Nessa mesma perspectiva, Cimoli (2005) avalia o papel de variáveis tecnológicas e da mudança da estrutura produtiva em países da América Latina, Ásia dentre outros, sobre suas taxas de crescimento. O autor conclui que a fonte principal do crescimento de longo prazo é o progresso técnico e a transformação da estrutura produtiva que este promove. Segundo ele, para compreender as diferenças de desempenho dos países é preciso analisar em que medida a mudança estrutural de cada país direciona-se para aqueles setores com maior capacidade de promover inovações, de acompanhar as tendências mais dinâmicas da demanda e de gerar empregos de maior produtividade. Dessa forma, a chave para a superação da restrição externa ao crescimento econômico está na mudança do padrão de especialização das exportações em direção a produtos manufaturados intensivos em tecnologia.

Considerações

A fim de possibilitar uma fácil comparação das abordagens teóricas apresentadas nesse capítulo elaborou-se o Quadro A no apêndice, que sintetiza o conceito de especialização comercial para cada corrente e sua relação com o crescimento econômico, bem como aponta outras variáveis consideradas relevantes por esses aparatos teóricos para o crescimento econômico dos países.

A importância acadêmica desses apontamentos e dos resultados dos modelos supracitados neste capítulo é inquestionável. São diversos os trabalhos empíricos internacionais e nacionais que utilizam tais abordagens, sejam as que priorizam variáveis de oferta quanto àquelas relacionadas à demanda, para avaliar empiricamente a competitividade internacional dos países e seus efeitos sobre o desempenho econômico e, a partir dos resultados, traçar projetos e políticas públicas com diferentes escopos. No entanto, faz-se necessário refletir sobre as limitações da aplicabilidade destas teorias em um mundo muito mais complexo e globalizado que aquele conhecido por Smith, Ricardo, Heckscher e Ohlin ou por Prebish, Kaldor e Schumpeter e seus descendentes acadêmicos.

Tais contribuições teóricas se dão, grande parte, em um contexto anterior a emergência das novas configurações de comércio exterior delineadas por um aprofundamento do processo de fragmentação internacional da produção, cujo ápice intercorreu-se somente no final dos anos 90 e início dos anos 2000, deixando, portanto, um vazio teórico na literatura econômica quando se trata de avaliar as novas formas de fluxos de comércio internacional e os novos canais de ligação com o crescimento econômico.

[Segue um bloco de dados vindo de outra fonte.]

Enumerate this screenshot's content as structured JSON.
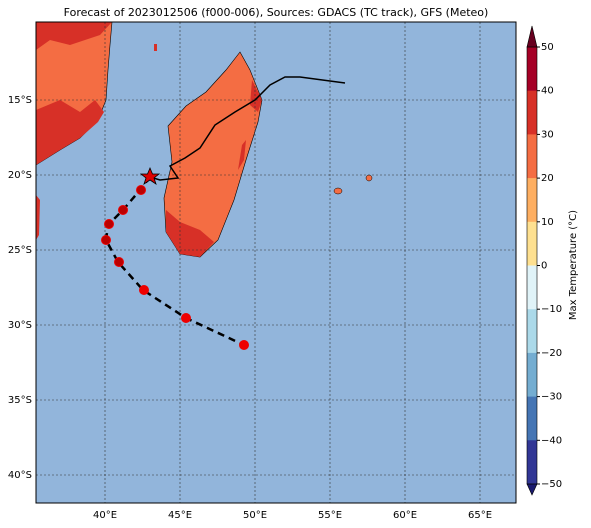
{
  "title": "Forecast of 2023012506 (f000-006), Sources: GDACS (TC track), GFS (Meteo)",
  "map": {
    "lon_labels": [
      "40°E",
      "45°E",
      "50°E",
      "55°E",
      "60°E",
      "65°E"
    ],
    "lat_labels": [
      "15°S",
      "20°S",
      "25°S",
      "30°S",
      "35°S",
      "40°S"
    ]
  },
  "colorbar": {
    "label": "Max Temperature (°C)",
    "tick_labels": [
      "50",
      "40",
      "30",
      "20",
      "10",
      "0",
      "−10",
      "−20",
      "−30",
      "−40",
      "−50"
    ]
  }
}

Além disso, boa parte da literatura econômica empírica recente tem ignorado esse fenômeno; por exemplo, em seus modelos matemáticos concebem um comércio restrito à bens e serviços finais, embora estatísticas recentes mais desagregadas de comércio estejam apontando que os fluxos estão cada vez mais compostos por bens intermediários e inacabados, a fim de serem processados em outros países. De uma outra perspectiva, assumem que os processos de produção são integrados dentro de apenas um país, apesar de cada vez mais crescerem o número de atividades produtivas segmentadas e integradas em Cadeias Globais de Valor.

Nesse sentido, o próximo capítulo mostrará a relevância conjuntural das novas configurações de comércio internacional não tratadas pelas vertentes econômicas seminais de comércio a fim de problematizar novas variáveis relevantes neste contexto para uma análise mais fidedigna dos padrões atuais de comércio e de especialização comercial dos países.